Clearwater has also helped VC build a clear understanding of the role of risk management as its own entity, including for medical device management, which is now an area of focus for the organization. It’s also helped draw a correlation between risk management, compliance, and information security. These stakeholders now work together to approach how VC manages Governance, Risk, and Compliance (GRC) with a risk-based approach under NIST.
Looking Forward
As VC looks forward in its Clearwater partnership, one area it will focus on is addressing gaps in its third-party risk management program.
Before the Clearwater risk analysis, Bray said there were inconsistencies by business owners about business associate agreement (BAA) status or the service provider/vendor’s compliance with HIPAA. Clearwater and IRM|Analysis brought these opportunities to light and are helping Bray to strengthen his BAA program as the regulatory landscape continues to evolve.
VC is now better suited to identify and mitigate additional risks created by its business associates. This includes routine audits and ensuring all business associates meet expectations regarding the Clinic’s HIPAA standards.

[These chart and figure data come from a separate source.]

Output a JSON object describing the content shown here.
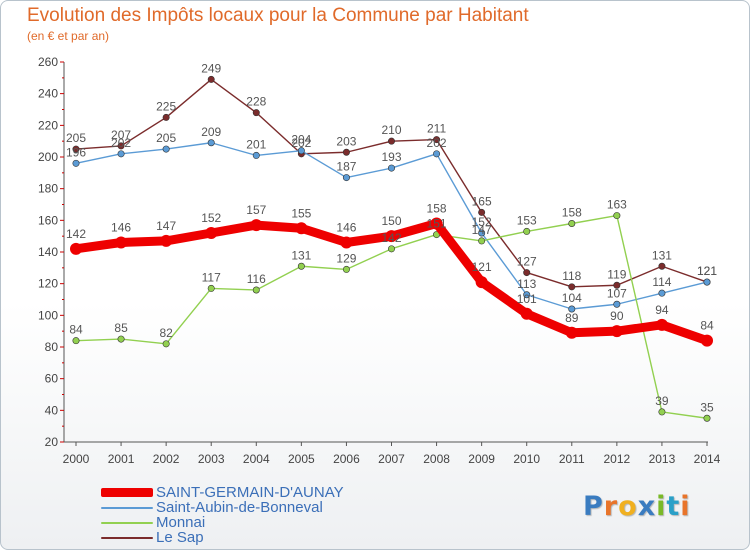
{
  "title": "Evolution des Impôts locaux pour la Commune par Habitant",
  "subtitle": "(en € et par an)",
  "logo": {
    "text": "Proxiti",
    "colors": [
      "#3a7cc0",
      "#e8742a",
      "#f0b020",
      "#3a7cc0",
      "#7ab928",
      "#2aa0c8",
      "#e8742a"
    ]
  },
  "chart_data": {
    "type": "line",
    "x": [
      "2000",
      "2001",
      "2002",
      "2003",
      "2004",
      "2005",
      "2006",
      "2007",
      "2008",
      "2009",
      "2010",
      "2011",
      "2012",
      "2013",
      "2014"
    ],
    "ylim": [
      20,
      260
    ],
    "yticks": [
      20,
      40,
      60,
      80,
      100,
      120,
      140,
      160,
      180,
      200,
      220,
      240,
      260
    ],
    "xlabel": "",
    "ylabel": "",
    "grid": false,
    "series": [
      {
        "name": "SAINT-GERMAIN-D'AUNAY",
        "color": "#ee0000",
        "emphasis": true,
        "values": [
          142,
          146,
          147,
          152,
          157,
          155,
          146,
          150,
          158,
          121,
          101,
          89,
          90,
          94,
          84
        ]
      },
      {
        "name": "Saint-Aubin-de-Bonneval",
        "color": "#5b9bd5",
        "emphasis": false,
        "values": [
          196,
          202,
          205,
          209,
          201,
          204,
          187,
          193,
          202,
          152,
          113,
          104,
          107,
          114,
          121
        ]
      },
      {
        "name": "Monnai",
        "color": "#92d050",
        "emphasis": false,
        "values": [
          84,
          85,
          82,
          117,
          116,
          131,
          129,
          142,
          151,
          147,
          153,
          158,
          163,
          39,
          35
        ]
      },
      {
        "name": "Le Sap",
        "color": "#7b2c2c",
        "emphasis": false,
        "values": [
          205,
          207,
          225,
          249,
          228,
          202,
          203,
          210,
          211,
          165,
          127,
          118,
          119,
          131,
          121
        ]
      }
    ],
    "data_labels": [
      {
        "series": 0,
        "labels": [
          "142",
          "146",
          "147",
          "152",
          "157",
          "155",
          "146",
          "150",
          "158",
          "121",
          "101",
          "89",
          "90",
          "94",
          "84"
        ]
      },
      {
        "series": 1,
        "labels": [
          "196",
          "202",
          "205",
          "209",
          "201",
          "204",
          "187",
          "193",
          "202",
          "152",
          "113",
          "104",
          "107",
          "114",
          "121"
        ]
      },
      {
        "series": 2,
        "labels": [
          "84",
          "85",
          "82",
          "117",
          "116",
          "131",
          "129",
          "142",
          "151",
          "147",
          "153",
          "158",
          "163",
          "39",
          "35"
        ]
      },
      {
        "series": 3,
        "labels": [
          "205",
          "207",
          "225",
          "249",
          "228",
          "202",
          "203",
          "210",
          "211",
          "165",
          "127",
          "118",
          "119",
          "131",
          "121"
        ]
      }
    ],
    "legend": "bottom-left"
  }
}
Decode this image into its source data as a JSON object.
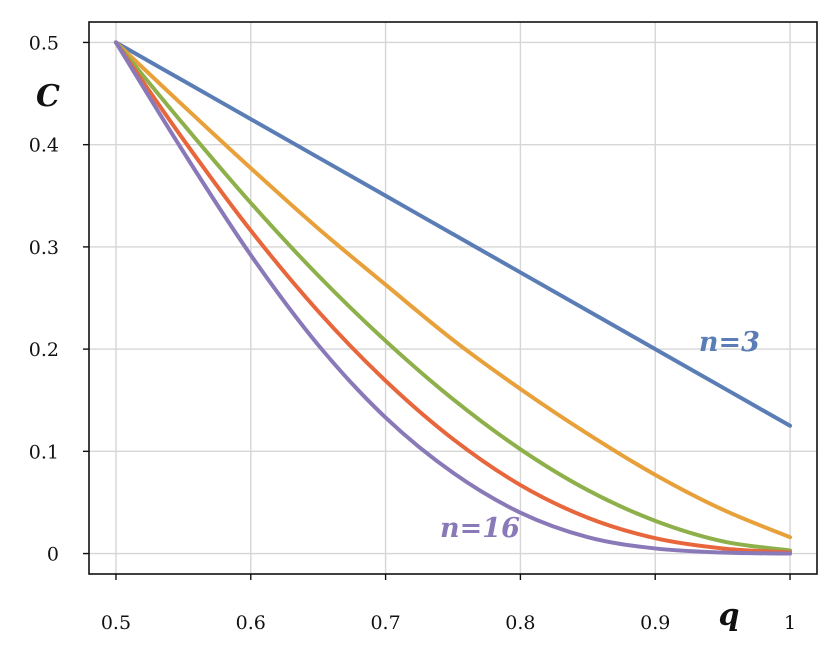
{
  "chart_data": {
    "type": "line",
    "title": "",
    "xlabel": "q",
    "ylabel": "C",
    "xlim": [
      0.48,
      1.02
    ],
    "ylim": [
      -0.02,
      0.52
    ],
    "grid": true,
    "x_ticks": [
      0.5,
      0.6,
      0.7,
      0.8,
      0.9,
      1
    ],
    "x_tick_labels": [
      "0.5",
      "0.6",
      "0.7",
      "0.8",
      "0.9",
      "1"
    ],
    "y_ticks": [
      0,
      0.1,
      0.2,
      0.3,
      0.4,
      0.5
    ],
    "y_tick_labels": [
      "0",
      "0.1",
      "0.2",
      "0.3",
      "0.4",
      "0.5"
    ],
    "x": [
      0.5,
      0.55,
      0.6,
      0.65,
      0.7,
      0.75,
      0.8,
      0.85,
      0.9,
      0.95,
      1.0
    ],
    "series": [
      {
        "color": "#5a7db5",
        "values": [
          0.5,
          0.4625,
          0.425,
          0.3875,
          0.35,
          0.3125,
          0.275,
          0.2375,
          0.2,
          0.1625,
          0.125
        ]
      },
      {
        "color": "#e8a13a",
        "values": [
          0.5,
          0.438,
          0.377,
          0.318,
          0.263,
          0.209,
          0.161,
          0.117,
          0.077,
          0.043,
          0.016
        ]
      },
      {
        "color": "#8db04a",
        "values": [
          0.5,
          0.42,
          0.343,
          0.272,
          0.208,
          0.151,
          0.102,
          0.062,
          0.032,
          0.012,
          0.003
        ]
      },
      {
        "color": "#e8663b",
        "values": [
          0.5,
          0.405,
          0.316,
          0.237,
          0.169,
          0.112,
          0.067,
          0.035,
          0.015,
          0.005,
          0.001
        ]
      },
      {
        "color": "#8a79b8",
        "values": [
          0.5,
          0.393,
          0.292,
          0.204,
          0.133,
          0.079,
          0.04,
          0.016,
          0.005,
          0.001,
          0.0
        ]
      }
    ],
    "annotations": [
      {
        "text": "n=3",
        "x": 0.955,
        "y": 0.198,
        "color": "#5a7db5"
      },
      {
        "text": "n=16",
        "x": 0.77,
        "y": 0.016,
        "color": "#8a79b8"
      }
    ]
  }
}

Program Expansion and Maturity
Clearwater has given VC clear insight into its security posture at all times.
“We evolved from an EPIC platform focused HIPAA Security, Privacy, and Breach program, to a well-established enterprise-wide program. We can measure ourselves against some of the most mature corporations out there,” Bray said. “It’s helped us advance from a small company mindset to a well-matured corporate mindset that allows for a customized Governance, Risk, and Compliance approach.”

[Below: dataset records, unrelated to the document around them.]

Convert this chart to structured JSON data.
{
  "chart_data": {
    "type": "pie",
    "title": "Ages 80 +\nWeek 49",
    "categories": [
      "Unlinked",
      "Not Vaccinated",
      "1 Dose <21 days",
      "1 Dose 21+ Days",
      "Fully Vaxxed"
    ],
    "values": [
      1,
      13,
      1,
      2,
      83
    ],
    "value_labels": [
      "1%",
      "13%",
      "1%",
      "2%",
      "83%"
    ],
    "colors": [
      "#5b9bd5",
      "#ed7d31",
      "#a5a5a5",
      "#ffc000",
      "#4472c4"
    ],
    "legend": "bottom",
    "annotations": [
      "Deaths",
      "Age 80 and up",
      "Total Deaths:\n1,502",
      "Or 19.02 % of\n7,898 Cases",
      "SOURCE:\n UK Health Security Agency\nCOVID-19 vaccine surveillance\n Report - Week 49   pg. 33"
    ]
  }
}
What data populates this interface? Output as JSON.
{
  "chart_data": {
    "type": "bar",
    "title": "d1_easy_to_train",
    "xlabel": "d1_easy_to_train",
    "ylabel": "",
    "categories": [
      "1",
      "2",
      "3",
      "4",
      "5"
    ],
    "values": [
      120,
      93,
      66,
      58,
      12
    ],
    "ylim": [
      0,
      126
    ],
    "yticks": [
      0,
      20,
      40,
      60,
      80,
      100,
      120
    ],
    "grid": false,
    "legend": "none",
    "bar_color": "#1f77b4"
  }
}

VC will focus on increasing program maturity with a goal of continuing to scale its program across all pillars of privacy, security, and breach rules.
“We want a culture of continuous improvement and not just a periodic risk assessment. We can provide HIPAA Risk Analysis information on the fly at any time, if requested outside the annual attestation,” Bray said.
The reality is, as VC evolves, so do requirements and scope.
“Every year we gain more insight about PHI we may not have addressed the prior year,” he explained. “And so, it’s constantly helping us scale out and provide visibility to where that PHI is located.”
And even with those changes, VC is happy to say it hasn’t had a single compliance or cybersecurity incident or event the past six years that has negatively impacted the business or patient care. “Our HIPAA Privacy, Security, and Breach program has reached a level of maturity we are told is rarely found within the healthcare sector,” Bray explained. “We have garnered attention from other healthcare organizations, federal agencies, and industry experts.
“We’ve been fortunate to partner with Clearwater from the beginning,” he continued. “The relationship we’ve built with Clearwater during our journey has helped establish, maintain, and grow our HIPAA program. I view Clearwater as a critical pillar in our day-to-day operations.”